Vegana desde hacía seis años, Wild no se sentía cómoda usando un objeto producto de la explotación animal, así que poco tiempo después se retiró de la competición de manera definitiva. La exjugadora de bádminton empezó su campaña «Duck Off Project», con el objetivo de conseguir sustituir las plumas reales por materiales sintéticos.

Plumas animales en los volantes

El bádminton es un deporte con miles de años de historia. Se conoce que diversas civilizaciones antiguas ya practicaban este deporte, pero fue en 1934 cuando se estableció el bádminton moderno, con la creación de la Federación Mundial de Bádminton (BWF). A partir de entonces, los volantes de plumas reales se han utilizado en los torneos oficiales. Cada volante está hecho con 16 plumas superpuestas e incrustadas alrededor de una base de corcho que, además, contiene una capa fina de cuero. «Se desconoce el origen de las plumas utilizadas, pero no hay duda de que son un producto de la explotación animal. Casi siempre provienen de granjas que crían gansos o patos para su sacrificio», destaca Plant Based News. Según Wild, solo cuatro plumas de cada ave son aptas para los volantes de bádminton, lo que significa que para elaborar cada volante de 16 plumas, se pueden llegar a utilizar hasta cuatro aves.

Un llamamiento a la BWF y a los Juegos Olímpicos

A través de «Duck Off Project», Wild se propone alentar a la BWF a sustituir los volantes animales por volantes sintéticos en las competiciones, y que las versiones de plumas se eliminen por completo para los Juegos Olímpicos de 2026.

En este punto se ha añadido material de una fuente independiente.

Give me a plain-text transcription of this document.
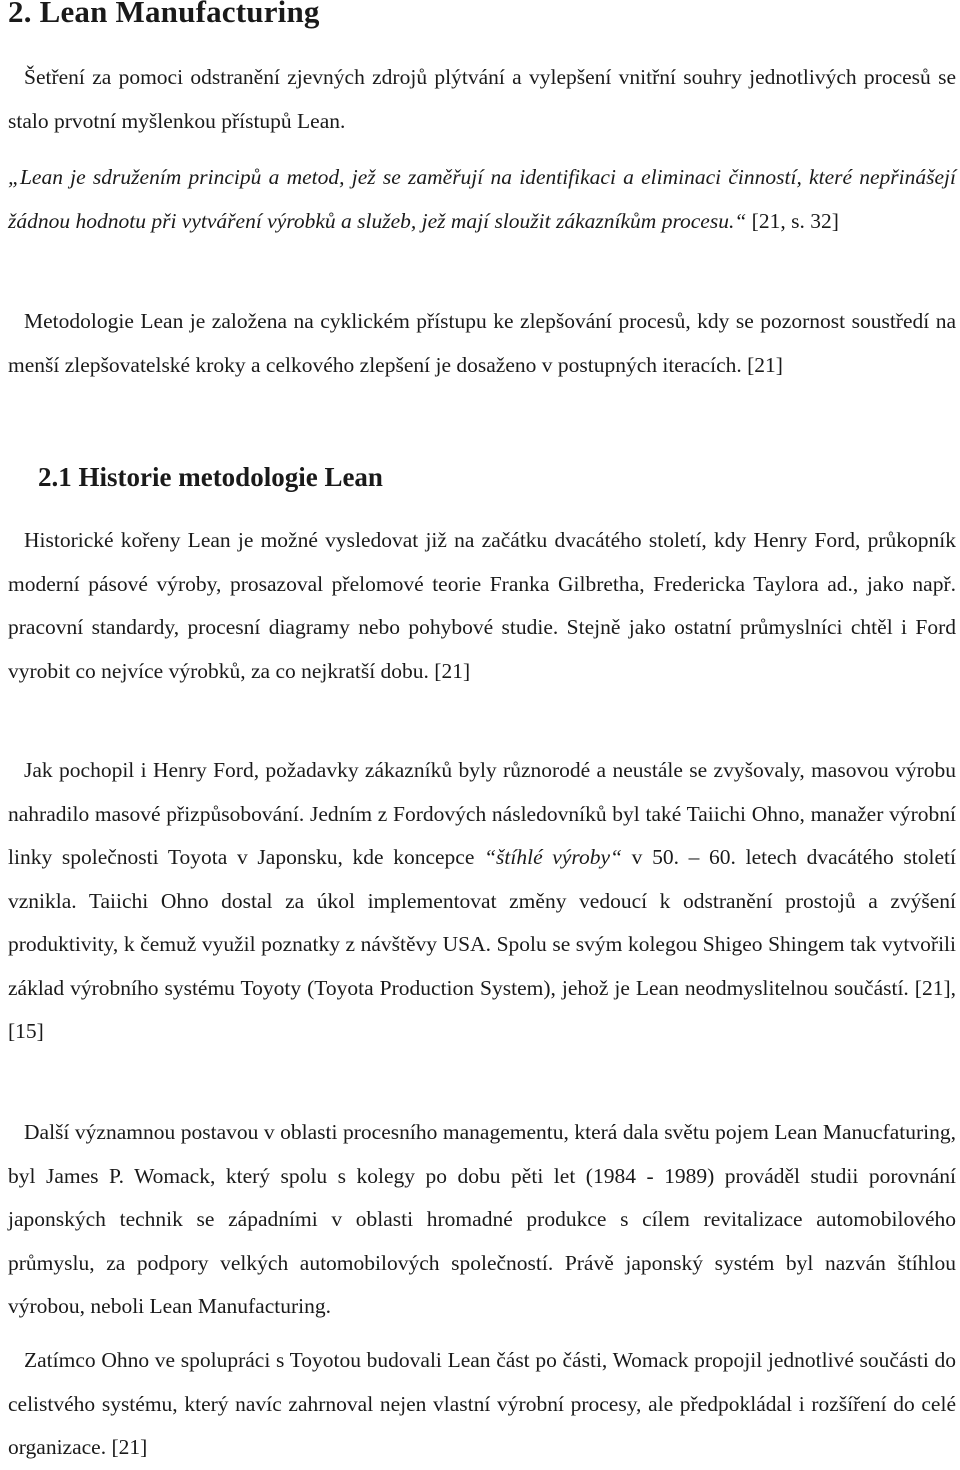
2. Lean Manufacturing

Šetření za pomoci odstranění zjevných zdrojů plýtvání a vylepšení vnitřní souhry jednotlivých procesů se stalo prvotní myšlenkou přístupů Lean.

„Lean je sdružením principů a metod, jež se zaměřují na identifikaci a eliminaci činností, které nepřinášejí žádnou hodnotu při vytváření výrobků a služeb, jež mají sloužit zákazníkům procesu.“ [21, s. 32]

Metodologie Lean je založena na cyklickém přístupu ke zlepšování procesů, kdy se pozornost soustředí na menší zlepšovatelské kroky a celkového zlepšení je dosaženo v postupných iteracích. [21]

2.1 Historie metodologie Lean

Historické kořeny Lean je možné vysledovat již na začátku dvacátého století, kdy Henry Ford, průkopník moderní pásové výroby, prosazoval přelomové teorie Franka Gilbretha, Fredericka Taylora ad., jako např. pracovní standardy, procesní diagramy nebo pohybové studie. Stejně jako ostatní průmyslníci chtěl i Ford vyrobit co nejvíce výrobků, za co nejkratší dobu. [21]

Jak pochopil i Henry Ford, požadavky zákazníků byly různorodé a neustále se zvyšovaly, masovou výrobu nahradilo masové přizpůsobování. Jedním z Fordových následovníků byl také Taiichi Ohno, manažer výrobní linky společnosti Toyota v Japonsku, kde koncepce “štíhlé výroby“ v 50. – 60. letech dvacátého století vznikla. Taiichi Ohno dostal za úkol implementovat změny vedoucí k odstranění prostojů a zvýšení produktivity, k čemuž využil poznatky z návštěvy USA. Spolu se svým kolegou Shigeo Shingem tak vytvořili základ výrobního systému Toyoty (Toyota Production System), jehož je Lean neodmyslitelnou součástí. [21], [15]

Další významnou postavou v oblasti procesního managementu, která dala světu pojem Lean Manucfaturing, byl James P. Womack, který spolu s kolegy po dobu pěti let (1984 - 1989) prováděl studii porovnání japonských technik se západními v oblasti hromadné produkce s cílem revitalizace automobilového průmyslu, za podpory velkých automobilových společností. Právě japonský systém byl nazván štíhlou výrobou, neboli Lean Manufacturing.

Zatímco Ohno ve spolupráci s Toyotou budovali Lean část po části, Womack propojil jednotlivé součásti do celistvého systému, který navíc zahrnoval nejen vlastní výrobní procesy, ale předpokládal i rozšíření do celé organizace. [21]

«El objetivo es proteger a las aves, obtener transparencia, hacer que la BWF acepte actualizar el volante a uno vegano, reparable, reutilizable y reciclable para el futuro del bádminton. Establecer una alternativa equitativa para que todos puedan estar incluidos», explica Wild en declaraciones a Plant Based News. Y añade: «Ha sido muy duro, pero el tiempo y la paciencia me han ayudado a hablar de la necesidad de hacer la transición a volantes ecológicos, como han hecho otros deportes».